Hanefiler için birkaç örnek:
1-
İhtiyaç halinde her konuda taklit caiz olur. Hanefi mezhebinde olanların, harac [güçlük] olunca, mesela doktor ameliyatta, öğrenci sınavda, güvenlik görevlisi nöbette ise, kadın emzikli veya istihazalı ise, abdesti bozan özürlerde, hastalıkta yahut abdest ve teyemmüm için zorluk çekenlerin, âmânın, yer altında çalışırken namaz vaktini anlamakta aciz olanın ve canından, malından veya namusundan korkanın, maişetine zarar gelecek olanın, mukimken de, Hanbeli mezhebini taklit ederek, iki namazı cem ederek kılmaları caiz olur. (Hulasat-üt-tahkik, S. Ebediyye)

2-
Evli bir karı kocanın, bir kere süt emerek, süt kardeş oldukları meydana çıkınca, diğer üç mezhepten birini taklit ederek evliliklerine devam etmeleri caiz olur. Çünkü diğer mezheplerde beş kere doya doya emmek gerekir.
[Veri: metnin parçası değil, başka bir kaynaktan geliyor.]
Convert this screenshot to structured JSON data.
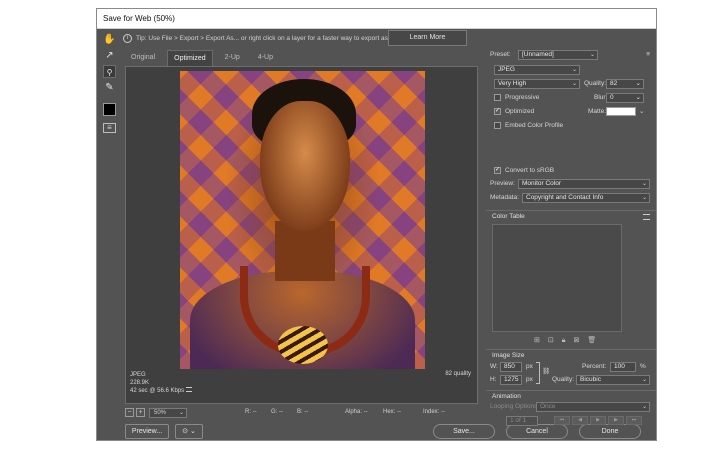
{
  "window": {
    "title": "Save for Web (50%)"
  },
  "tools": [
    {
      "name": "hand-tool-icon",
      "glyph": "✋"
    },
    {
      "name": "slice-select-tool-icon",
      "glyph": "↗"
    },
    {
      "name": "zoom-tool-icon",
      "glyph": "🔍"
    },
    {
      "name": "eyedropper-tool-icon",
      "glyph": "✎"
    }
  ],
  "tip": {
    "text": "Tip: Use File > Export > Export As... or right click on a layer for a faster way to export assets",
    "button": "Learn More"
  },
  "tabs": [
    "Original",
    "Optimized",
    "2-Up",
    "4-Up"
  ],
  "preview_info": {
    "format": "JPEG",
    "size": "228.9K",
    "time": "42 sec @ 56.6 Kbps",
    "quality": "82 quality"
  },
  "status": {
    "zoom": "50%",
    "r": "R: --",
    "g": "G: --",
    "b": "B: --",
    "alpha": "Alpha: --",
    "hex": "Hex: --",
    "index": "Index: --"
  },
  "buttons": {
    "preview": "Preview...",
    "save": "Save...",
    "cancel": "Cancel",
    "done": "Done"
  },
  "settings": {
    "preset_label": "Preset:",
    "preset_value": "[Unnamed]",
    "format": "JPEG",
    "quality_preset": "Very High",
    "quality_label": "Quality:",
    "quality_value": "82",
    "progressive": "Progressive",
    "blur_label": "Blur:",
    "blur_value": "0",
    "optimized": "Optimized",
    "matte_label": "Matte:",
    "embed_profile": "Embed Color Profile",
    "convert_srgb": "Convert to sRGB",
    "preview_label": "Preview:",
    "preview_value": "Monitor Color",
    "metadata_label": "Metadata:",
    "metadata_value": "Copyright and Contact Info"
  },
  "color_table": {
    "title": "Color Table"
  },
  "image_size": {
    "title": "Image Size",
    "w_label": "W:",
    "w_value": "850",
    "h_label": "H:",
    "h_value": "1275",
    "unit": "px",
    "percent_label": "Percent:",
    "percent_value": "100",
    "percent_unit": "%",
    "quality_label": "Quality:",
    "quality_value": "Bicubic"
  },
  "animation": {
    "title": "Animation",
    "looping_label": "Looping Options:",
    "looping_value": "Once",
    "frame": "1 of 1"
  }
}
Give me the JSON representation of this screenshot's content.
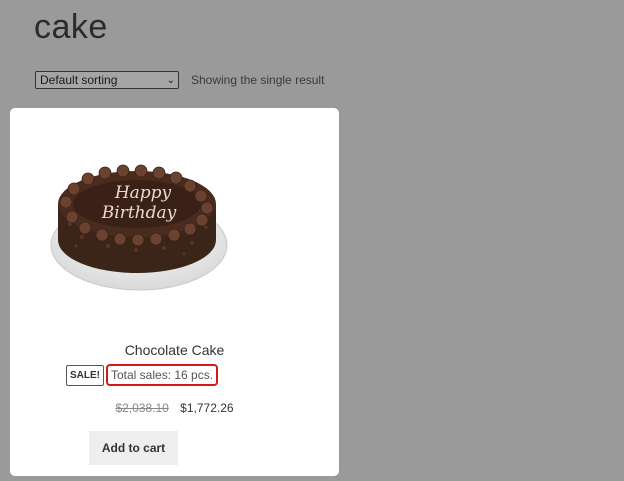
{
  "page": {
    "title": "cake"
  },
  "toolbar": {
    "sort_selected": "Default sorting",
    "result_count": "Showing the single result"
  },
  "product": {
    "name": "Chocolate Cake",
    "image_text": "Happy Birthday",
    "sale_badge": "SALE!",
    "total_sales": "Total sales: 16 pcs.",
    "price_old": "$2,038.10",
    "price_new": "$1,772.26",
    "add_to_cart": "Add to cart"
  },
  "colors": {
    "background": "#9a9a9a",
    "card": "#ffffff",
    "highlight_border": "#d11a1a",
    "button_bg": "#eeeeee"
  }
}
3- Annesiyle, kızı ile, kayın validesi ile hürmet-i musahere olunca, Şafii veya Maliki mezhebi taklit edilerek nikahları yapılır ve evliliklerine devam ederler.

4- Seferde, ihtiyaç hasıl olunca, diğer üç mezhepten biri taklit edilerek iki namaz cem edilebilir.

5- Semavi özür halinde mesela bir kimse, namazda ishalini tutamasa, çıbanından veya yarasından kan aksa, ağrı ile gözünden yaş gelse, burnu kanasa, kulağından irin aksa, makattan solucan çıksa, idrarını tutamasa, basurdan kan, fistüllerden, göbekten akıntı çıksa, elde olmadan gaz kaçırsa, ağız dolusu kussa, abdestinin bozulmaması için, Maliki’yi taklit etmesi sahih olur.

Şafiiler için birkaç örnek:
1
- Hacda karşı cinse dokununca abdestin bozulmaması için Hanefiyi taklit caiz olur.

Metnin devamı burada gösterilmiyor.